NVIDIA, however, is not just central to the technology of AI but also to its applications in advertising, appearing onstage with agency holding group WPP to talk about the creation of AI factories.
But the big news is that it forecasts a “tipping point” for artificial intelligence, in the words of founder and CEO Jensen Huang.
The nature of AI demand and supply
“Accelerated computing and generative AI have hit the tipping point. Demand is surging worldwide across companies, industries and nations,” said Huang, in a statement.
“Our Data Center platform is powered by increasingly diverse drivers — demand for data processing, training and inference from large cloud-service providers and GPU-specialized ones, as well as from enterprise software and consumer internet companies. Vertical industries — led by auto, financial services and healthcare — are now at a multibillion-dollar level.”

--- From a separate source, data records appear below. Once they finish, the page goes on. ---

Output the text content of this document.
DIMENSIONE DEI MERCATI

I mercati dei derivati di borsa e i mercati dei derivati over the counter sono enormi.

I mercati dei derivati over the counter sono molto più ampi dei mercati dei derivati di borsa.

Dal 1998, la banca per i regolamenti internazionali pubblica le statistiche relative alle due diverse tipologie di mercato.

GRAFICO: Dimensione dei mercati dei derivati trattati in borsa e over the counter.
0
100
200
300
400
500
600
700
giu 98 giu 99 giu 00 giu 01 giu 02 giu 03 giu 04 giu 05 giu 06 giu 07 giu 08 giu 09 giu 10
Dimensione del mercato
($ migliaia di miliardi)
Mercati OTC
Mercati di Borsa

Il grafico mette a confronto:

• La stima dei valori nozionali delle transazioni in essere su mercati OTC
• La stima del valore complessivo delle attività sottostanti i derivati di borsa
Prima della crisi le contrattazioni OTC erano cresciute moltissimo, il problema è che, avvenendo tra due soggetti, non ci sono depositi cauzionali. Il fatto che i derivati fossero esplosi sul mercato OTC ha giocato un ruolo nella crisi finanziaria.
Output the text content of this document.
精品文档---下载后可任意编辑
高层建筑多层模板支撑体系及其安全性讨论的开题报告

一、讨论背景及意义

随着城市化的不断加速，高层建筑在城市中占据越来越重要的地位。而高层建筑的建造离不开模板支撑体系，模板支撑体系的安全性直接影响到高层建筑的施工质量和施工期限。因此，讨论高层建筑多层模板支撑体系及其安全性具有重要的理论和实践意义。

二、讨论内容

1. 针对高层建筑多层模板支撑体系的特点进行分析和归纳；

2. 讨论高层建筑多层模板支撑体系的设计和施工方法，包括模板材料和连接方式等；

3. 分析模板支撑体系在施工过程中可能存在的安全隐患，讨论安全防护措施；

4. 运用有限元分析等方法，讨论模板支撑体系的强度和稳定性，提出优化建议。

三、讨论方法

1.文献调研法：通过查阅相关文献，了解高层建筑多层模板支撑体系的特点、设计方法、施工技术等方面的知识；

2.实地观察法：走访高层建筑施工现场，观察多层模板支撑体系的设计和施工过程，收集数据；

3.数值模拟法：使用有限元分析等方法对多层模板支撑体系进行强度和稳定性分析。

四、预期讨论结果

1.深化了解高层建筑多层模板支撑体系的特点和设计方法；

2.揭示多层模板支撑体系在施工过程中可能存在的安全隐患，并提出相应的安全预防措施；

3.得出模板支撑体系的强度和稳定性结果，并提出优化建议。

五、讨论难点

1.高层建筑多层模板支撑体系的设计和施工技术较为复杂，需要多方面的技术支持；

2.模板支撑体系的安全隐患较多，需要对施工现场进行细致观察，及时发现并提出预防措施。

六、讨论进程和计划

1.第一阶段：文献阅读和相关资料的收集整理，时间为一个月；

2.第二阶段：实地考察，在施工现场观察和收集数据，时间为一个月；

But the boom is unlikely to go on unfettered because of the problem of supply. NVIDIA’s dominance belies its supply constraints for the company’s very latest AI chips.
As AI scales it needs more computing capacity and more power, unlike a lot of digital technology. Such constraints are behind reports that OpenAI’s Sam Altman has been talking about investments in the region of $7 trillion to develop AI infrastructure that would undo some of NVIDIA’s dominance.
How did NVIDIA come to dominate?
NVIDIA makes a lot of different computer parts and technologies, but perhaps its greatest bet was in the development of the GPU – a chip developed in 1999 for fast 3D graphics, like those in video games – which have become a critical part of AI, as they are ideal for running deep learning algorithms.
This was a somewhat accidental discovery made by Stanford University researchers in 2006. However, that finding prompted NVIDIA’s Huang to accelerate investment in the technology and create a tool to make the chips programmable. It helped to take the GPU’s use beyond graphics and into machine learning. According to VentureBeat, NVIDIA controls around 90% of the GPU market.